You hereby revoke all previous proxies granted with respect to the Subject
Shares, and no subsequent proxy shall be given (and if given or executed,
shall not be effective) by you with respect thereto. All authority herein
conferred or agreed to be conferred shall survive your death or incapacity.
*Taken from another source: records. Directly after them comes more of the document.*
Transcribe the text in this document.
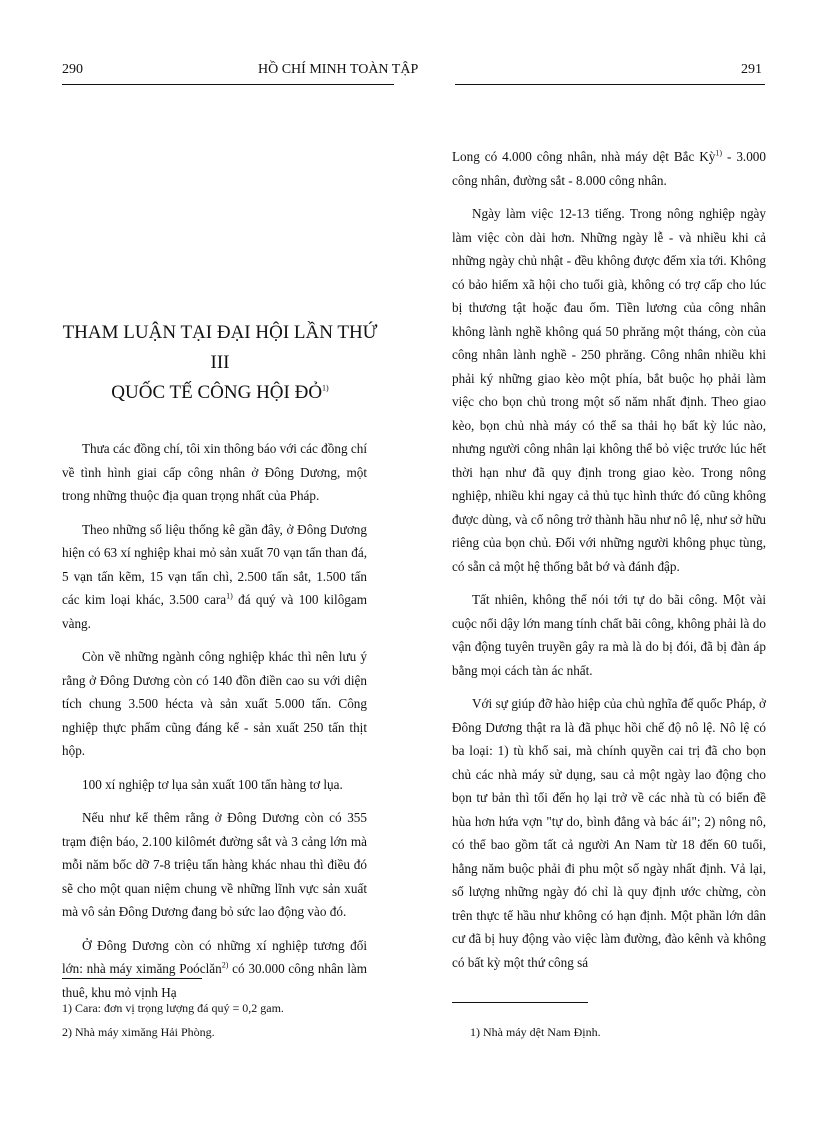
290	HỒ CHÍ MINH TOÀN TẬP	291
THAM LUẬN TẠI ĐẠI HỘI LẦN THỨ III
QUỐC TẾ CÔNG HỘI ĐỎ$^{1)}$

Thưa các đồng chí, tôi xin thông báo với các đồng chí về tình hình giai cấp công nhân ở Đông Dương, một trong những thuộc địa quan trọng nhất của Pháp.

Theo những số liệu thống kê gần đây, ở Đông Dương hiện có 63 xí nghiệp khai mỏ sản xuất 70 vạn tấn than đá, 5 vạn tấn kẽm, 15 vạn tấn chì, 2.500 tấn sắt, 1.500 tấn các kim loại khác, 3.500 cara$^{1)}$ đá quý và 100 kilôgam vàng.

Còn về những ngành công nghiệp khác thì nên lưu ý rằng ở Đông Dương còn có 140 đồn điền cao su với diện tích chung 3.500 hécta và sản xuất 5.000 tấn. Công nghiệp thực phẩm cũng đáng kể - sản xuất 250 tấn thịt hộp.

100 xí nghiệp tơ lụa sản xuất 100 tấn hàng tơ lụa.

Nếu như kể thêm rằng ở Đông Dương còn có 355 trạm điện báo, 2.100 kilômét đường sắt và 3 cảng lớn mà mỗi năm bốc dỡ 7-8 triệu tấn hàng khác nhau thì điều đó sẽ cho một quan niệm chung về những lĩnh vực sản xuất mà vô sản Đông Dương đang bỏ sức lao động vào đó.

Ở Đông Dương còn có những xí nghiệp tương đối lớn: nhà máy ximăng Poóclăn$^{2)}$ có 30.000 công nhân làm thuê, khu mỏ vịnh Hạ

1) Cara: đơn vị trọng lượng đá quý = 0,2 gam.
2) Nhà máy ximăng Hải Phòng.

Long có 4.000 công nhân, nhà máy dệt Bắc Kỳ$^{1)}$ - 3.000 công nhân, đường sắt - 8.000 công nhân.

Ngày làm việc 12-13 tiếng. Trong nông nghiệp ngày làm việc còn dài hơn. Những ngày lễ - và nhiều khi cả những ngày chủ nhật - đều không được đếm xỉa tới. Không có bảo hiểm xã hội cho tuổi già, không có trợ cấp cho lúc bị thương tật hoặc đau ốm. Tiền lương của công nhân không lành nghề không quá 50 phrăng một tháng, còn của công nhân lành nghề - 250 phrăng. Công nhân nhiều khi phải ký những giao kèo một phía, bắt buộc họ phải làm việc cho bọn chủ trong một số năm nhất định. Theo giao kèo, bọn chủ nhà máy có thể sa thải họ bất kỳ lúc nào, nhưng người công nhân lại không thể bỏ việc trước lúc hết thời hạn như đã quy định trong giao kèo. Trong nông nghiệp, nhiều khi ngay cả thủ tục hình thức đó cũng không được dùng, và cố nông trở thành hầu như nô lệ, như sở hữu riêng của bọn chủ. Đối với những người không phục tùng, có sẵn cả một hệ thống bắt bớ và đánh đập.

Tất nhiên, không thể nói tới tự do bãi công. Một vài cuộc nổi dậy lớn mang tính chất bãi công, không phải là do vận động tuyên truyền gây ra mà là do bị đói, đã bị đàn áp bằng mọi cách tàn ác nhất.

Với sự giúp đỡ hào hiệp của chủ nghĩa đế quốc Pháp, ở Đông Dương thật ra là đã phục hồi chế độ nô lệ. Nô lệ có ba loại: 1) tù khổ sai, mà chính quyền cai trị đã cho bọn chủ các nhà máy sử dụng, sau cả một ngày lao động cho bọn tư bản thì tối đến họ lại trở về các nhà tù có biển đề hùa hơn hứa vợn "tự do, bình đẳng và bác ái"; 2) nông nô, có thể bao gồm tất cả người An Nam từ 18 đến 60 tuổi, hằng năm buộc phải đi phu một số ngày nhất định. Vả lại, số lượng những ngày đó chỉ là quy định ước chừng, còn trên thực tế hầu như không có hạn định. Một phần lớn dân cư đã bị huy động vào việc làm đường, đào kênh và không có bất kỳ một thứ công sá

1) Nhà máy dệt Nam Định.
4. You hereby represent and warrant to Investors that:
(a) you are competent to and have sufficient capacity to execute and
deliver this letter agreement and to perform your obligations hereunder and
this letter agreement has been duly executed and delivered by you;
(b) assuming the due execution and delivery of this letter agreement
by Investors, this letter agreement constitutes your valid and binding
obligation, enforceable against you in accordance with its terms;
(c) the execution, delivery and performance of this letter agreement
by you will not (i) conflict with or violate any law, rule, regulation,
ordinance, writ, injunction, judgment or decree applicable to you or by
which any of your assets may be bound or affected or (ii) result in any
breach of any terms or conditions of, or constitute a default under, any
contract, agreement or instrument to which you are a party or by which you
are bound;
2
(d) the Owned Shares and the certificates representing the Owned
Shares are now, and at all times during the term hereof will be, held by
you, or by a nominee or custodian for your benefit, and you have good and
marketable title to the Owned Shares free and clear of all liens, except
for any such liens arising hereunder; and
(e) you understand and acknowledge that Merger Sub is entering into
the Merger Agreement in reliance upon your execution and delivery of this
letter agreement.
5. You further agree that in connection with the consummation of the
transactions contemplated by the Merger Agreement (including the Merger), you
will execute and deliver to Investors and its subsidiaries that are party
thereto (and Investors shall, and shall cause its subsidiaries that are party
thereto to, execute and deliver to you) an Option Cancellation Agreement
substantially in the form attached hereto as Exhibit 1.
---------
6. You hereby waive any rights of appraisal or any dissenter's
rights with respect to the Merger that you may have under applicable law.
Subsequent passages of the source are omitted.